Housed in the University’s Special Collections and Archives, at the Sydney Jones Library, the James Wishart Archive contains all his compositions and should prove a rich resource for those interested in the music of the late 20th and early 21st centuries.
The cataloguing of James Wishart’s output was undertaken by Department of Music third year student, Ellie Pickles.
Ellie said: “James’ work can generally be seen as the continuation and development of modernism in music, as found in composers such as Luciano Berio, Morton Feldman and Peter Maxwell Davies.
“The music listed, and held in manuscript form in the library, is remarkable for its quantity, variety and quality. James Wishart’s music aims for clarity of communication rather than being a simple exploration of music theory.”
The archive launches today to coincide with the Lunchtime Concert performance of Wishart’s 23 Songs for a Mad Woman (2006); performed by Louise Ashcroft (vocals), the Royal Liverpool Philharmonic Orchestra’s (RLPO) Ensemble 10/10 and conductor, Clark Rundell.
Writing in 2006, James Wishart said his piece invites the audience to “imagine a slightly voyeuristic experience looking in on a scene in some kind of mental institution”.
Like Peter Maxwell Davies and his Eight Songs for a Mad King, Wishart does not clearly identify the protagonist of the work, although “you might conclude…that she is Margaret Thatcher”.
He writes: “Whichever way you interpret the dramatic situation, there is a clear degeneration during the 23 miniature movements of this work.
“Moments of clarity emerge, a recognisable personality takes shape, and then (elusively) it falls away from your grasp.
“Should you sympathise with this character? This is very much up to you – but be careful, because you could so easily be deceived.”
James Wishart was a member of the music staff at University of Liverpool from 1980 to 2013, and was active as a composer, pianist, conductor and writer on music throughout that time.
He described himself as “capable of gratuitous insult and unsubtle smear”, calling his work “satire in the raw” that follows his interest in the “whole area of political drama expressed via music”.

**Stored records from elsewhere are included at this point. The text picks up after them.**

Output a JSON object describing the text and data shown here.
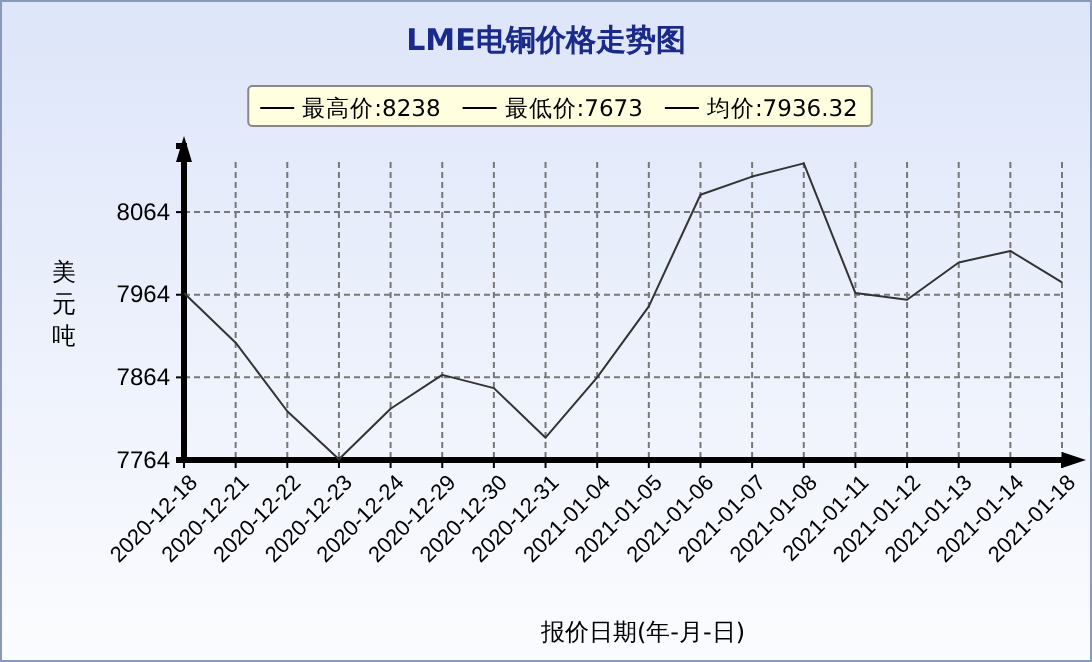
{
  "chart_data": {
    "type": "line",
    "title": "LME电铜价格走势图",
    "xlabel": "报价日期(年-月-日)",
    "ylabel": "美元吨",
    "annotations": [
      "最高价:8238",
      "最低价:7673",
      "均价:7936.32"
    ],
    "categories": [
      "2020-12-18",
      "2020-12-21",
      "2020-12-22",
      "2020-12-23",
      "2020-12-24",
      "2020-12-29",
      "2020-12-30",
      "2020-12-31",
      "2021-01-04",
      "2021-01-05",
      "2021-01-06",
      "2021-01-07",
      "2021-01-08",
      "2021-01-11",
      "2021-01-12",
      "2021-01-13",
      "2021-01-14",
      "2021-01-18"
    ],
    "series": [
      {
        "color": "#333333",
        "values": [
          7966,
          7906,
          7823,
          7765,
          7826,
          7867,
          7851,
          7791,
          7864,
          7950,
          8085,
          8107,
          8123,
          7966,
          7958,
          8003,
          8017,
          7979
        ]
      }
    ],
    "ylim": [
      7764,
      8144
    ],
    "yticks": [
      7764,
      7864,
      7964,
      8064
    ],
    "grid": true,
    "line_style": "solid",
    "marker": "none"
  }
}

James Wishart suffered a serious stroke in the autumn of 2013, suspending progress on planned future works.
The 23 Songs for a Madwoman was premiered by Louise Ashcroft and the RLPO’s Ensemble 10/10, conducted by Clark Rundell, in October 2016 to great acclaim.
This performance has been made possible through the University’s partnership with the Royal Liverpool Philharmonic.